Using state-of-the-art circuit tracing, the team found that the two small-peptide hormones that control the release of growth hormone in the brain -- GHRH, which promotes release, and somatostatin, which inhibits release -- operate differently during REM and non-REM sleep. Somatostatin and GHRH surge during REM sleep to boost growth hormone, but somatostatin decreases and GHRH increases only moderately during non-REM sleep to boost growth hormone.
Released growth hormone regulates locus coeruleus activity, as a feedback mechanism to help create a homeostatic yin-yang effect. During sleep, growth hormone slowly accumulates to stimulate the locus coeruleus and promote wakefulness, the new study found.
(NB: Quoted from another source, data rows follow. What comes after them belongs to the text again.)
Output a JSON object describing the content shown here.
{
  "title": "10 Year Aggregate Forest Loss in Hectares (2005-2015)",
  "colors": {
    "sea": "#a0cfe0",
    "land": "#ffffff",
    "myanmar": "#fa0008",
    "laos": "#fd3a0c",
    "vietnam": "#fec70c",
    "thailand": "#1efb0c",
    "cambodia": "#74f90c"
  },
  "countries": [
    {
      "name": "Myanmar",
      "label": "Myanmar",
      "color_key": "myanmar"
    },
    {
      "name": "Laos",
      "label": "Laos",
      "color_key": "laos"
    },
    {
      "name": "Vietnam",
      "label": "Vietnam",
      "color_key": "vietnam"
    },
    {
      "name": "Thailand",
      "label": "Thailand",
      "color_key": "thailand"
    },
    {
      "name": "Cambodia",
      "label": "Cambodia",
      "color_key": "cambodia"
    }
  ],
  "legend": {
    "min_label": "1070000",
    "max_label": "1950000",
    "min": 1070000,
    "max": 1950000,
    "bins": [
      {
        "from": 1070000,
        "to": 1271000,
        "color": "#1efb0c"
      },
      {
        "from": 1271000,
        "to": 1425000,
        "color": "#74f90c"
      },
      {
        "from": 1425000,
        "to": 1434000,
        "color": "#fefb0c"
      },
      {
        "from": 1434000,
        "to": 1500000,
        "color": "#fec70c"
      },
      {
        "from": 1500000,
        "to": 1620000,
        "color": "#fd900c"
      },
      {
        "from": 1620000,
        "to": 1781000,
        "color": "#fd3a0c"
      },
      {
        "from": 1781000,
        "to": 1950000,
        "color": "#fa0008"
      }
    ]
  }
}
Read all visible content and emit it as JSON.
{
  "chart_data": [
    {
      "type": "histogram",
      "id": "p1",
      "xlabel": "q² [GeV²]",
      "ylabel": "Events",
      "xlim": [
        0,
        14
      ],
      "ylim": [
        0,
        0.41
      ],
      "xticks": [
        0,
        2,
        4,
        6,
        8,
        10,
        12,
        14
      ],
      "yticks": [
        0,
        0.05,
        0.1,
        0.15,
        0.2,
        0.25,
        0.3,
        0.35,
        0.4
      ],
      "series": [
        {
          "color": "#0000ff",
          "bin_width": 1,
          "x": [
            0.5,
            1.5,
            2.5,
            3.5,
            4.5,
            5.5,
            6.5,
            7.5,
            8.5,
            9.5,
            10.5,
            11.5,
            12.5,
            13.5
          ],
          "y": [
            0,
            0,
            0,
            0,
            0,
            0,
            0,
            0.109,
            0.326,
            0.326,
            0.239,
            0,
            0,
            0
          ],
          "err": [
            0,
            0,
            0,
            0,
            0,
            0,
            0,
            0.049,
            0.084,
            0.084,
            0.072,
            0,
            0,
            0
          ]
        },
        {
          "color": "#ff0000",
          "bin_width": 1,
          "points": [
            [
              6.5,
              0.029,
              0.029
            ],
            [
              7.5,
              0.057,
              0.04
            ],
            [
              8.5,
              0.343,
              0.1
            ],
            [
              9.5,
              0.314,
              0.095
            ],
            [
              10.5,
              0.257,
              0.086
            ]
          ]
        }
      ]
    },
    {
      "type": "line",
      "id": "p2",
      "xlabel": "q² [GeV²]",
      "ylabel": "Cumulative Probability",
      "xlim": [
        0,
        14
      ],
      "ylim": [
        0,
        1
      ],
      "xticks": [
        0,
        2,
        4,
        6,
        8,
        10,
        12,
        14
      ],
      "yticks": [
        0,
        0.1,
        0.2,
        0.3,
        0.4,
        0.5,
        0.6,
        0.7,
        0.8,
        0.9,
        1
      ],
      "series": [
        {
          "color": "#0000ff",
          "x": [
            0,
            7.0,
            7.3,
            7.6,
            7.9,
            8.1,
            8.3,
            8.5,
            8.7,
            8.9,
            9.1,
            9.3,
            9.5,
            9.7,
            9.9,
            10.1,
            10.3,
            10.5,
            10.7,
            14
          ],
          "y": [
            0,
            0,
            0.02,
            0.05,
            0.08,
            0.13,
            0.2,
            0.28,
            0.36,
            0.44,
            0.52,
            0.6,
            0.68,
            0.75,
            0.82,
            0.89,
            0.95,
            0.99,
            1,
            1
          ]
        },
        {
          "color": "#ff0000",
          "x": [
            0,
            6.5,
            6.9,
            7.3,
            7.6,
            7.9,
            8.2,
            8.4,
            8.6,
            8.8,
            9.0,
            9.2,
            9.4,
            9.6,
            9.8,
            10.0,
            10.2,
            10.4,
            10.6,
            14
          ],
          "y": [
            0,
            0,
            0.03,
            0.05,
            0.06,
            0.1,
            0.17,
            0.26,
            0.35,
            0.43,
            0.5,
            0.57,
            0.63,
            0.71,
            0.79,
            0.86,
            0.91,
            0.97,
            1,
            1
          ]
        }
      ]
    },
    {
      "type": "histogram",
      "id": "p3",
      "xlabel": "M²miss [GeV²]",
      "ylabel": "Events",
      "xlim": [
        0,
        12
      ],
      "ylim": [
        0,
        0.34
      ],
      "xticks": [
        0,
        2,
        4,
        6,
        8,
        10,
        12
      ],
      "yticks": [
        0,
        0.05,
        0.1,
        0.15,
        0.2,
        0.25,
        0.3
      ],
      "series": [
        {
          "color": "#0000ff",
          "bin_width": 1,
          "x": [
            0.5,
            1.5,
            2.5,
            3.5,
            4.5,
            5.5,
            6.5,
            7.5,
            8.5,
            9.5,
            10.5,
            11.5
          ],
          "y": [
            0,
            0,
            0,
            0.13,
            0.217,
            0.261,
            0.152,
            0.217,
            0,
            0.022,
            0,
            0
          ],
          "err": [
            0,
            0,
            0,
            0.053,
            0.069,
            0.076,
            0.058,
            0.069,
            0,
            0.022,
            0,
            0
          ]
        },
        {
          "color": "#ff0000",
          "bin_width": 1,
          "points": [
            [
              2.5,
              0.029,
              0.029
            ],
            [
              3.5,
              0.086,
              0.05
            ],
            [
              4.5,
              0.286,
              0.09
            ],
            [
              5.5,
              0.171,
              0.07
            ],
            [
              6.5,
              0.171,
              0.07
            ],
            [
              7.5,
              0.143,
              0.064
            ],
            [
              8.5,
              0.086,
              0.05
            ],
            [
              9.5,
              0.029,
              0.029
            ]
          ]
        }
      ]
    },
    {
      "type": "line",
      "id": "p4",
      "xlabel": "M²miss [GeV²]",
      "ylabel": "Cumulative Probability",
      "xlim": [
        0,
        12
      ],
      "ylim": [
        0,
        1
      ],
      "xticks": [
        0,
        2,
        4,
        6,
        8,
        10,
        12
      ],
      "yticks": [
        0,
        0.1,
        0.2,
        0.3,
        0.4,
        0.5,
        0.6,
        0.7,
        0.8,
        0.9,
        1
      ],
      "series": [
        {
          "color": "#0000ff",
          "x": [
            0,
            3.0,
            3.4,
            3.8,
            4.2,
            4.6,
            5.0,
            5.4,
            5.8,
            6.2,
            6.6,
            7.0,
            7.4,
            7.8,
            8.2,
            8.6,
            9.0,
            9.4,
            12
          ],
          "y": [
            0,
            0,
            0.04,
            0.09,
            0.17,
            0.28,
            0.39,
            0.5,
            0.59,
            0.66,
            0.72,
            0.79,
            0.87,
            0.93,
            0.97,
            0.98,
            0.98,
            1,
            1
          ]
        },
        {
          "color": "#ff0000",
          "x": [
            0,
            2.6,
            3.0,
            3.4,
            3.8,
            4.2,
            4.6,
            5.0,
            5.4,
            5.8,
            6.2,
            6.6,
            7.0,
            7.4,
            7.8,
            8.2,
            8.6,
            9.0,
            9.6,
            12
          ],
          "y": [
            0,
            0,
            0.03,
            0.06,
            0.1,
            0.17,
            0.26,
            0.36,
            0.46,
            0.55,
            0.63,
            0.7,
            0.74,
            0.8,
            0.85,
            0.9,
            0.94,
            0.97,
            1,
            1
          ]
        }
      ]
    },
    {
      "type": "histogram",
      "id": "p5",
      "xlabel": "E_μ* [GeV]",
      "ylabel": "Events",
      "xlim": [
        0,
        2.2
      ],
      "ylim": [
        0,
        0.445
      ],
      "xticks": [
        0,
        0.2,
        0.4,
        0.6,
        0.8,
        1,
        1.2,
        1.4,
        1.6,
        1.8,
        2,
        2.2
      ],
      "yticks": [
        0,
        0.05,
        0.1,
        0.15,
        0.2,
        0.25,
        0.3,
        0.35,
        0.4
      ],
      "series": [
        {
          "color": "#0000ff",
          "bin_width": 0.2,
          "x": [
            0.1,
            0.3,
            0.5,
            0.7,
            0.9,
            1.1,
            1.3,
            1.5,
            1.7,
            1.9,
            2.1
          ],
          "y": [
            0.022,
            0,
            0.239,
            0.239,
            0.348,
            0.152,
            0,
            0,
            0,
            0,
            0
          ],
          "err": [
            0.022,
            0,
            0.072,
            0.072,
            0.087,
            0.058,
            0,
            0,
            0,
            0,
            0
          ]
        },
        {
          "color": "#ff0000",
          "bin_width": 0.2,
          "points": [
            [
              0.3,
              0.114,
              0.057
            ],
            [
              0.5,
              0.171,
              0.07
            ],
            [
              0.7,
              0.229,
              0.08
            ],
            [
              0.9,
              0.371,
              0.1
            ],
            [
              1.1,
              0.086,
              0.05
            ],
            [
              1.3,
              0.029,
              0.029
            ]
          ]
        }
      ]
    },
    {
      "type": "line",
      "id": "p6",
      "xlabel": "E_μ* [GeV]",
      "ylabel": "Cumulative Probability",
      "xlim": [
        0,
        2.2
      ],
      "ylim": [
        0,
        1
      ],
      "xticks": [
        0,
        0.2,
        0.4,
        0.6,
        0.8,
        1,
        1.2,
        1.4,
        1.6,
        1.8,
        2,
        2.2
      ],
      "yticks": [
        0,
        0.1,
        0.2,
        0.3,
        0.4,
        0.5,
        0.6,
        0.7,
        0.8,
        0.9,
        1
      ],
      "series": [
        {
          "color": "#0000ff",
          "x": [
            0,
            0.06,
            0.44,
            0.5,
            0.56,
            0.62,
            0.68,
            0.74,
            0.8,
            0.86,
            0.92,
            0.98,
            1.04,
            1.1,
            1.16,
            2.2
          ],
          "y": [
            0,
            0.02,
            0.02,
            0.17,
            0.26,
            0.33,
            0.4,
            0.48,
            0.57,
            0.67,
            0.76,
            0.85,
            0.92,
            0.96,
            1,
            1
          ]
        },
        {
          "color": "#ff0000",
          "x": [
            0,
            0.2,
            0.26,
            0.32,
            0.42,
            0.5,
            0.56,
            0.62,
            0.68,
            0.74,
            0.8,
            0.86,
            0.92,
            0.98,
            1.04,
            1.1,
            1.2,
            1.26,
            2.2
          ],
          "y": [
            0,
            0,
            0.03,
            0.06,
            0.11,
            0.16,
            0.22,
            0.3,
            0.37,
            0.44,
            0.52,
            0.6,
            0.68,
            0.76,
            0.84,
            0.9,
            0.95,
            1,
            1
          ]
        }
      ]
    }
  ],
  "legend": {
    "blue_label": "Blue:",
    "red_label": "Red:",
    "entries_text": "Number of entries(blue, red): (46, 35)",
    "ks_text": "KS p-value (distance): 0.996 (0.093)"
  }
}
But when the locus coeruleus becomes overexcited, it paradoxically promotes sleepiness, as Silverman showed in a study published earlier this year.
"This suggests that sleep and growth hormone form a tightly balanced system: Too little sleep reduces growth hormone release, and too much growth hormone can in turn push the brain toward wakefulness," Silverman said. "Sleep drives growth hormone release, and growth hormone feeds back to regulate wakefulness, and this balance is essential for growth, repair and metabolic health."
Because growth hormone acts in part through the locus coeruleus, which governs overall brain arousal during wakefulness, a proper balance could have a broader impact on attention and thinking.
"Growth hormone not only helps you build your muscle and bones and reduce your fat tissue, but may also have cognitive benefits, promoting your overall arousal level when you wake up," Ding said.
The work was funded by the Howard Hughes Medical Institute (HHMI), which until this year supported Dan as an HHMI investigator, and the Pivotal Life Sciences Chancellor's Chair fund. Dan is the Pivotal Life Sciences Chancellor's Chair in Neuroscience. Other co-authors of the paper are Peng Zhong, Bing Li, Chenyan Ma, Lihui Lu, Grace Jiang, Zhe Zhang, Xiaolin Huang, Xun Tu and Zhiyu Melissa Tian of UC Berkeley; and Fuu-Jiun Hwang and Jun Ding of Stanford University.